Lampard had studied Spurs’ win against Manchester City the previous week and spoken beforehand of the threat of Harry Kane and Heung-min Son on the break. Still he had enough trust in Chelsea’s match-winning powers to stick to a system that system that has served him so well this season and with enough attacking talents to open up such a well-drilled defence.

These are the sort of games in which Lampard will be most scrutinised – up against managers who have won the biggest prizes.

That was perhaps evident in that fact that he chose to spend time on the pitch with his players during the pre-match warm-up – just assessing his team and the occasion.

It was always a game where concentration would be paramount – both for Spurs in terms of keeping their shape when ceding possession and Chelsea to the danger of the counter.

It led to a first half that was all too polite, with both teams too respectful of the dangers of their opponents.

Getty Images
Getty Images

Tottenham defended deep and invited Chelsea to take a chance.

Chelsea, meanwhile, were lacking in ideas and adventure – all too often looking to go long when faced with the Spurs wall, or passing without penetration.

Serge Aurier’s long-ranger was pushed away by Edouard Mendy, while Timo Werner had the ball in the net, only to see it ruled out for offside – but other than that it was a tactical stalemate.

It was credit to Lampard that he recognised as much at the interval and tactically tweaked it for the second half.

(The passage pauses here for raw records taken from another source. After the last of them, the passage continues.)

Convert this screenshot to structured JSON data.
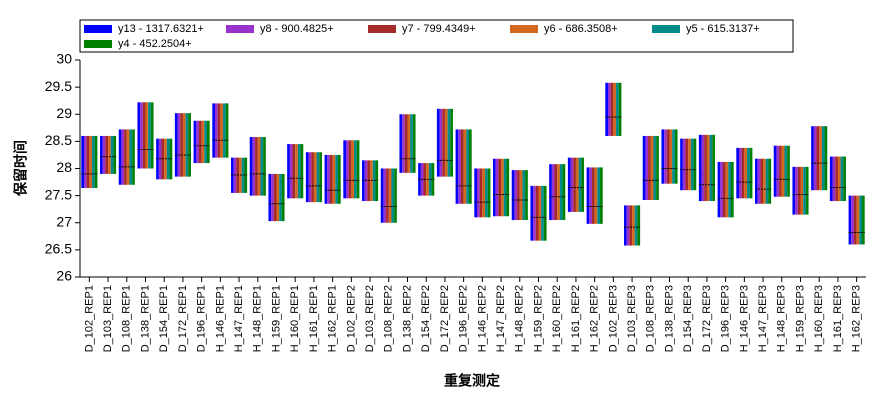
{
  "chart_data": {
    "type": "range",
    "y_label": "保留时间",
    "x_label": "重复测定",
    "categories": [
      "D_102_REP1",
      "D_103_REP1",
      "D_108_REP1",
      "D_138_REP1",
      "D_154_REP1",
      "D_172_REP1",
      "D_196_REP1",
      "H_146_REP1",
      "H_147_REP1",
      "H_148_REP1",
      "H_159_REP1",
      "H_160_REP1",
      "H_161_REP1",
      "H_162_REP1",
      "D_102_REP2",
      "D_103_REP2",
      "D_108_REP2",
      "D_138_REP2",
      "D_154_REP2",
      "D_172_REP2",
      "D_196_REP2",
      "H_146_REP2",
      "H_147_REP2",
      "H_148_REP2",
      "H_159_REP2",
      "H_160_REP2",
      "H_161_REP2",
      "H_162_REP2",
      "D_102_REP3",
      "D_103_REP3",
      "D_108_REP3",
      "D_138_REP3",
      "D_154_REP3",
      "D_172_REP3",
      "D_196_REP3",
      "H_146_REP3",
      "H_147_REP3",
      "H_148_REP3",
      "H_159_REP3",
      "H_160_REP3",
      "H_161_REP3",
      "H_162_REP3"
    ],
    "high": [
      28.6,
      28.6,
      28.72,
      29.22,
      28.55,
      29.02,
      28.88,
      29.2,
      28.2,
      28.58,
      27.9,
      28.45,
      28.3,
      28.25,
      28.52,
      28.15,
      28.0,
      29.0,
      28.1,
      29.1,
      28.72,
      28.0,
      28.18,
      27.97,
      27.68,
      28.08,
      28.2,
      28.02,
      29.58,
      27.32,
      28.6,
      28.72,
      28.55,
      28.62,
      28.12,
      28.38,
      28.18,
      28.42,
      28.03,
      28.78,
      28.22,
      27.5
    ],
    "low": [
      27.64,
      27.9,
      27.7,
      28.0,
      27.8,
      27.85,
      28.1,
      28.2,
      27.55,
      27.5,
      27.03,
      27.45,
      27.38,
      27.35,
      27.45,
      27.4,
      27.0,
      27.92,
      27.5,
      27.85,
      27.35,
      27.1,
      27.12,
      27.05,
      26.67,
      27.05,
      27.2,
      26.98,
      28.6,
      26.58,
      27.42,
      27.72,
      27.6,
      27.4,
      27.1,
      27.45,
      27.35,
      27.48,
      27.15,
      27.6,
      27.4,
      26.6
    ],
    "mid": [
      27.9,
      28.22,
      28.03,
      28.35,
      28.18,
      28.25,
      28.42,
      28.52,
      27.88,
      27.9,
      27.35,
      27.82,
      27.68,
      27.6,
      27.78,
      27.78,
      27.3,
      28.18,
      27.8,
      28.15,
      27.68,
      27.38,
      27.52,
      27.42,
      27.1,
      27.48,
      27.65,
      27.3,
      28.95,
      26.92,
      27.78,
      28.0,
      27.98,
      27.7,
      27.45,
      27.75,
      27.62,
      27.8,
      27.52,
      28.1,
      27.65,
      26.82
    ],
    "series": [
      {
        "name": "y13 - 1317.6321+",
        "color": "#0000ff"
      },
      {
        "name": "y8 - 900.4825+",
        "color": "#9932cc"
      },
      {
        "name": "y7 - 799.4349+",
        "color": "#a52a2a"
      },
      {
        "name": "y6 - 686.3508+",
        "color": "#d2691e"
      },
      {
        "name": "y5 - 615.3137+",
        "color": "#008b8b"
      },
      {
        "name": "y4 - 452.2504+",
        "color": "#008000"
      }
    ],
    "ylim": [
      26,
      30
    ],
    "yticks": [
      26,
      26.5,
      27,
      27.5,
      28,
      28.5,
      29,
      29.5,
      30
    ],
    "legend": "top"
  }
}
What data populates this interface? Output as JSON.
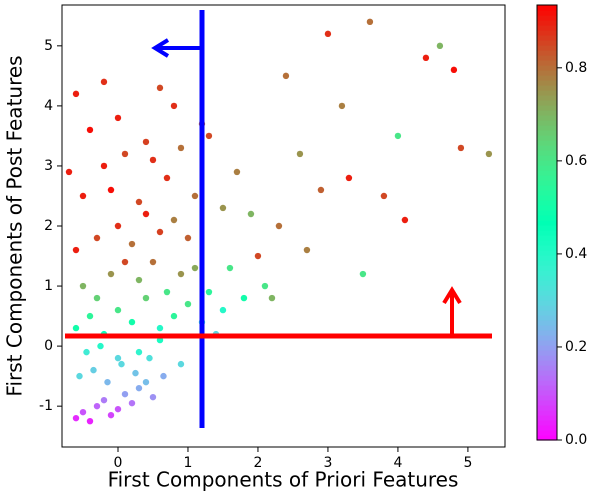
{
  "chart_data": {
    "type": "scatter",
    "x_label": "First Components of Priori Features",
    "y_label": "First Components of Post Features",
    "colormap": "rainbow",
    "xlim": [
      -0.8,
      5.53
    ],
    "xticks": [
      0,
      1,
      2,
      3,
      4,
      5
    ],
    "ylim": [
      -1.68,
      5.68
    ],
    "yticks": [
      -1,
      0,
      1,
      2,
      3,
      4,
      5
    ],
    "clim": [
      0,
      0.935
    ],
    "cticks": [
      {
        "value": 0,
        "label": "0.0"
      },
      0.2,
      0.4,
      0.6,
      0.8
    ],
    "x": [
      -0.6,
      -0.5,
      -0.4,
      -0.3,
      -0.2,
      -0.1,
      0,
      0.1,
      0.2,
      0.3,
      0.4,
      0.5,
      -0.55,
      -0.35,
      -0.15,
      0.05,
      0.25,
      0.45,
      0.65,
      -0.45,
      -0.25,
      0,
      0.3,
      0.6,
      0.9,
      -0.6,
      -0.4,
      -0.2,
      0,
      0.2,
      0.4,
      0.6,
      0.8,
      1.0,
      1.2,
      1.4,
      -0.5,
      -0.1,
      0.3,
      0.7,
      1.1,
      1.5,
      1.8,
      2.1,
      0.5,
      0.9,
      1.3,
      -0.3,
      0.1,
      1.6,
      -0.6,
      -0.3,
      0,
      0.2,
      0.4,
      0.6,
      0.8,
      1.0,
      -0.5,
      -0.1,
      0.3,
      0.7,
      1.1,
      1.5,
      1.9,
      -0.2,
      0.1,
      0.5,
      0.9,
      1.3,
      1.7,
      -0.4,
      0.0,
      0.4,
      0.8,
      1.2,
      -0.6,
      -0.2,
      0.6,
      -0.7,
      2.0,
      2.3,
      2.6,
      2.9,
      3.2,
      3.5,
      3.8,
      4.1,
      4.4,
      4.6,
      4.9,
      5.3,
      2.4,
      3.0,
      3.6,
      2.2,
      2.7,
      3.3,
      4.8,
      4.0
    ],
    "y": [
      -1.2,
      -1.1,
      -1.25,
      -1.0,
      -0.9,
      -1.15,
      -1.05,
      -0.8,
      -0.95,
      -0.7,
      -0.6,
      -0.85,
      -0.5,
      -0.4,
      -0.6,
      -0.3,
      -0.45,
      -0.2,
      -0.5,
      -0.1,
      0,
      -0.2,
      -0.1,
      0.1,
      -0.3,
      0.3,
      0.5,
      0.2,
      0.6,
      0.4,
      0.8,
      0.3,
      0.5,
      0.7,
      0.4,
      0.2,
      1.0,
      1.2,
      1.1,
      0.9,
      1.3,
      0.6,
      0.8,
      1.0,
      1.4,
      1.2,
      0.9,
      0.8,
      1.4,
      1.3,
      1.6,
      1.8,
      2.0,
      1.7,
      2.2,
      1.9,
      2.1,
      1.8,
      2.5,
      2.6,
      2.4,
      2.8,
      2.5,
      2.3,
      2.2,
      3.0,
      3.2,
      3.1,
      3.3,
      3.5,
      2.9,
      3.6,
      3.8,
      3.4,
      4.0,
      3.7,
      4.2,
      4.4,
      4.3,
      2.9,
      1.5,
      2.0,
      3.2,
      2.6,
      4.0,
      1.2,
      2.5,
      2.1,
      4.8,
      5.0,
      3.3,
      3.2,
      4.5,
      5.2,
      5.4,
      0.8,
      1.6,
      2.8,
      4.6,
      3.5
    ],
    "c": [
      0.05,
      0.1,
      0.04,
      0.12,
      0.15,
      0.08,
      0.1,
      0.2,
      0.14,
      0.22,
      0.25,
      0.18,
      0.3,
      0.28,
      0.24,
      0.3,
      0.26,
      0.32,
      0.22,
      0.35,
      0.4,
      0.3,
      0.38,
      0.42,
      0.3,
      0.5,
      0.55,
      0.45,
      0.6,
      0.5,
      0.65,
      0.4,
      0.55,
      0.6,
      0.35,
      0.3,
      0.7,
      0.75,
      0.7,
      0.6,
      0.72,
      0.4,
      0.5,
      0.6,
      0.8,
      0.75,
      0.55,
      0.65,
      0.85,
      0.6,
      0.9,
      0.85,
      0.88,
      0.8,
      0.9,
      0.86,
      0.78,
      0.82,
      0.9,
      0.92,
      0.85,
      0.88,
      0.8,
      0.75,
      0.7,
      0.9,
      0.85,
      0.88,
      0.8,
      0.85,
      0.78,
      0.92,
      0.9,
      0.86,
      0.88,
      0.82,
      0.9,
      0.88,
      0.85,
      0.9,
      0.85,
      0.8,
      0.75,
      0.82,
      0.78,
      0.6,
      0.85,
      0.9,
      0.9,
      0.7,
      0.85,
      0.75,
      0.8,
      0.88,
      0.8,
      0.7,
      0.78,
      0.9,
      0.92,
      0.6
    ]
  }
}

Ziyech tucked in to give Reece James more space on the right and suddenly Chelsea had more of a threat.

But Abraham was guilty of failing to make the most of good deliveries that had been missing from the first half, while Ziyech wasted another chance.

Mount’s low effort from the edge of the box looked set for the bottom corner – but Lloris was down sharply to push it wide.

Lampard made attacking substitutions as he went in search of the breakthrough, with Christian Pulisic, Giroud and Kai Havertz all thrown into the action.

And after his late, late show against Rennes in midweek, it was Giroud who had the chance to settle this one – but got his chip all wrong from inside the box.

It summed up an underwhelming game, but it is a point that could prove telling for both sides later on down the line.